Retired Air Force captain Robert Salas has written a book (Faded Giant – link), appeared at the National Press Club, and spoken to worldwide TV audiences about the day UFOs took 10 nuclear missiles offline in 1967. He’ll join other military veterans for another press conference in Washington on Monday, even though he doubts the media’s ability to handle the story.
September 22, 2010 – Retired Air Force captain Robert Salas insists he’s “not as naive as I used to be” back in 2001, the first time he shared his eyewitness account with a National Press Club audience about how UFOs disabled an ICBM missile field in 1967. He erroneously assumed the mainstream media might actually be curious about how America’s nuclear arsenal could be so easily breached.
But speaking out nine years ago wasn’t a total loss, considering how his example emboldened other former USAF operatives like Bruce Fenstermacher — a Minuteman III launch control officer in the Seventies — to step up with their own stories about UFOs snooping around Uncle Sam’s WMDs. On Monday afternoon, Fenstermacher will join Salas and five more veterans at the same venue in yet another (probably doomed) effort to stoke a little interest in our strategic vulnerabilities. All told, UFOs and Nukes author/event organizer Robert Hastings has vetted well over 115 veterans with individual pieces of this disturbing puzzle.

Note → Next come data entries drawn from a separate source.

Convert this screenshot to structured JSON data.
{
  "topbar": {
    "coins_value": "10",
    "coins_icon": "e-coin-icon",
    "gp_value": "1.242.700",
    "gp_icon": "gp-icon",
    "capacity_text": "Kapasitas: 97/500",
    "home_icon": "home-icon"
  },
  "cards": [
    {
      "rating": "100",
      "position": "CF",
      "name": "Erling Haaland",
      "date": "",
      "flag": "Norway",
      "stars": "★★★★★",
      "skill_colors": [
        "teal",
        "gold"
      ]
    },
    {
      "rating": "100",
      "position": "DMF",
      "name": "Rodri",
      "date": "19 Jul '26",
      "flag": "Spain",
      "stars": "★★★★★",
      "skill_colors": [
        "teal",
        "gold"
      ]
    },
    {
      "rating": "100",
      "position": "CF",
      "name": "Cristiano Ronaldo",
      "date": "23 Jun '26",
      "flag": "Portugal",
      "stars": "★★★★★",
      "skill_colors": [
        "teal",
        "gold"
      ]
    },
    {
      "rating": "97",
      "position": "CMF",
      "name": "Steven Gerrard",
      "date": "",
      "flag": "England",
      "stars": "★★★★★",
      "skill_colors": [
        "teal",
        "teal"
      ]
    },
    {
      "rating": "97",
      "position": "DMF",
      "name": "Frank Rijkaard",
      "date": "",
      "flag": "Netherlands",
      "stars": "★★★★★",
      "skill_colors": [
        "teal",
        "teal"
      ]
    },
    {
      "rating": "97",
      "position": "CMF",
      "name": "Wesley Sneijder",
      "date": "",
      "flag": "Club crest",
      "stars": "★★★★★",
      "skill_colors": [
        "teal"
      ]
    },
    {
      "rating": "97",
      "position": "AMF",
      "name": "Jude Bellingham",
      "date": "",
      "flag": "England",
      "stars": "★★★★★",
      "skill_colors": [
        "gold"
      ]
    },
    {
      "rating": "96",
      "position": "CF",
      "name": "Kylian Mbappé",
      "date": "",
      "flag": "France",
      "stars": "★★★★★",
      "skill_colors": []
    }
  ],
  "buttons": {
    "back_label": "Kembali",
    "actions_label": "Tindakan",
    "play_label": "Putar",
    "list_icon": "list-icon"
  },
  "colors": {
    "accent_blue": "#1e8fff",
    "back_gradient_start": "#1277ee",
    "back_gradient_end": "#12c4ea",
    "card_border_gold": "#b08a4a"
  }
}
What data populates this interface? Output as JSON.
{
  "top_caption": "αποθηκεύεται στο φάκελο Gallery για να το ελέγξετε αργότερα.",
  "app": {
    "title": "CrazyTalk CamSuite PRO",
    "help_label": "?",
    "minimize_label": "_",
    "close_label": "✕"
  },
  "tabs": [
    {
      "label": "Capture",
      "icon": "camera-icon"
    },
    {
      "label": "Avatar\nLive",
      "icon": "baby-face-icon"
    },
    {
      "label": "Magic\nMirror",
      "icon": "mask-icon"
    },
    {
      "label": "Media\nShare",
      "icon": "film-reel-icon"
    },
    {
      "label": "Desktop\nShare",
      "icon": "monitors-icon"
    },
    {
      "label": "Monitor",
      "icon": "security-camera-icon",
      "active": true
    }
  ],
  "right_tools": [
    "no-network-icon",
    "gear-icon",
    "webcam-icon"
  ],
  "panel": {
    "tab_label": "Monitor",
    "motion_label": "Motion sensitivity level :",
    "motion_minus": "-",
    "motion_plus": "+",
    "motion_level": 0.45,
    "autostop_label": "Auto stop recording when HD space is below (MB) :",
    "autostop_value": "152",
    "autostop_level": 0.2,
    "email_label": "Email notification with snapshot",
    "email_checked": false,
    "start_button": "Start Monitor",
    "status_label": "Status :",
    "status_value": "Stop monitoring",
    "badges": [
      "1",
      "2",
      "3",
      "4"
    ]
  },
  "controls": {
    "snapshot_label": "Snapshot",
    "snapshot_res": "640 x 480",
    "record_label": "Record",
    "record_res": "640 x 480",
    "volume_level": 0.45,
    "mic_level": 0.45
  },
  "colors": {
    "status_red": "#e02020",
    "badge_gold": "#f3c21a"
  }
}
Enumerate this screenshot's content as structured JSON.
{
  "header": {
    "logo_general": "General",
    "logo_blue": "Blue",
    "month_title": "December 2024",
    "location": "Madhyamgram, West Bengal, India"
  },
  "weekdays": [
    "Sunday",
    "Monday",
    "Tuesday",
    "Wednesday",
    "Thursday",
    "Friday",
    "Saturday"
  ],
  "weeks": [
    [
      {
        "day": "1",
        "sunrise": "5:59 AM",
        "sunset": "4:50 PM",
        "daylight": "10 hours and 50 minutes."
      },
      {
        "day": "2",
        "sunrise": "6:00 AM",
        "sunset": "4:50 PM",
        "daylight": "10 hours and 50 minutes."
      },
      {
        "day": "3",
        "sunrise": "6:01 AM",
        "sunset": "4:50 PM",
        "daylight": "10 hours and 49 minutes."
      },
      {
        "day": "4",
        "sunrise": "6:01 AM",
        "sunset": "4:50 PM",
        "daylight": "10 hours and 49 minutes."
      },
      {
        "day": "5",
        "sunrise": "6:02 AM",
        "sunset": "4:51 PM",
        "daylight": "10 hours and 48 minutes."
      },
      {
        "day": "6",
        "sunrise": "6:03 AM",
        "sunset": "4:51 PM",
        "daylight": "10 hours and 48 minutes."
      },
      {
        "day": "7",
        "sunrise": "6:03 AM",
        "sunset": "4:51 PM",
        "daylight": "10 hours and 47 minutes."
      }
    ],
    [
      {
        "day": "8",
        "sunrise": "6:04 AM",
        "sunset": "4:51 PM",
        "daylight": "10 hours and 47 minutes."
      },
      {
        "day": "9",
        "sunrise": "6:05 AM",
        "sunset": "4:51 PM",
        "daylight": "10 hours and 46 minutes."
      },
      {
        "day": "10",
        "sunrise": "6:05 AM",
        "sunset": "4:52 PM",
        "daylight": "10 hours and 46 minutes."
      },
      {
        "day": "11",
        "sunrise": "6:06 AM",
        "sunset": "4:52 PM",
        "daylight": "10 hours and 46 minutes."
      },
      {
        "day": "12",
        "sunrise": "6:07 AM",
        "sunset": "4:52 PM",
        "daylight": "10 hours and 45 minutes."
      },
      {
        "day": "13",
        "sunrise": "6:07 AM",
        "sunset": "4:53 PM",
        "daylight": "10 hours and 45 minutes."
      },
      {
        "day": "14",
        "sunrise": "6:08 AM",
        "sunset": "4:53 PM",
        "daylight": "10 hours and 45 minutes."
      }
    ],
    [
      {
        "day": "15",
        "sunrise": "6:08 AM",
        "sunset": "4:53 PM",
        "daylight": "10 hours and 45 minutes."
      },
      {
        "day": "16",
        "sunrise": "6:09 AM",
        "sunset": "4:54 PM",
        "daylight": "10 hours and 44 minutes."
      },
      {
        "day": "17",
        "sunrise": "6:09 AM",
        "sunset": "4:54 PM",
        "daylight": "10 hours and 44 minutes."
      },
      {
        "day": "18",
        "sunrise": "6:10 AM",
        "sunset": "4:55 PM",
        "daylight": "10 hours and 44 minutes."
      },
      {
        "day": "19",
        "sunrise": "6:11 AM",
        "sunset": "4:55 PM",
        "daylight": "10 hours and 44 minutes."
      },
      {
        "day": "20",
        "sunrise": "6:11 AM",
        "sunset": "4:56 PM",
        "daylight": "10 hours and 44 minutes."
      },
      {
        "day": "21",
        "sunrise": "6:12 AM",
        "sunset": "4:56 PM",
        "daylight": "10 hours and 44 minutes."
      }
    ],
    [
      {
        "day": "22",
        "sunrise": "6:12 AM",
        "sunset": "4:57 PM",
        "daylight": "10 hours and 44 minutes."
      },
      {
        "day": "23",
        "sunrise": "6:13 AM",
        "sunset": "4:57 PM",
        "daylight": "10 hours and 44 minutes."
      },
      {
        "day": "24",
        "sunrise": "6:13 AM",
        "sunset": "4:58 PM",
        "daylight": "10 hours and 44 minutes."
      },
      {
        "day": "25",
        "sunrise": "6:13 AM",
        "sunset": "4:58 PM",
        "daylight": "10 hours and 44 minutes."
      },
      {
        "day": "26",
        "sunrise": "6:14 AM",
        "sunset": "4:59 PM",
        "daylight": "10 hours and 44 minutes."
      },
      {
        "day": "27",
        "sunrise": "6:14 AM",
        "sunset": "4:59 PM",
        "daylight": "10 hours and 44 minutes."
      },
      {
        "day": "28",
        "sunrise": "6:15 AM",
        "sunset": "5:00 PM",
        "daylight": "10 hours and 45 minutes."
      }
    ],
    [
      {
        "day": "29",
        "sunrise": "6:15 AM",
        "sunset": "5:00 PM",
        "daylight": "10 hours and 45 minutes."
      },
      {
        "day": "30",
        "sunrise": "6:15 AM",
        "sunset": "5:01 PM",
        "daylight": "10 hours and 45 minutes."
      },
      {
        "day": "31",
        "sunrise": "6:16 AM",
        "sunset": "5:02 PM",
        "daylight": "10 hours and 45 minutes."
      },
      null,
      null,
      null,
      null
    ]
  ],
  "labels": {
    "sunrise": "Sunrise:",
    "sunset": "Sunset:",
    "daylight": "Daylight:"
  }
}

Salas, whose story is also cited in Leslie Kean’s compelling New York Times bestseller UFOs: Generals, Pilots and Government Officials Go On the Record, says he has “no high expectations” for this event, either. Nor does he share any of Kean’s enthusiasm for jump-starting a new scientific study of the Great Taboo.
“Unless our government comes forward and makes an official statement that this phenomenon is real, that there’s something to it, there’s just no way we’re going to generate political support for a new study,” Salas says.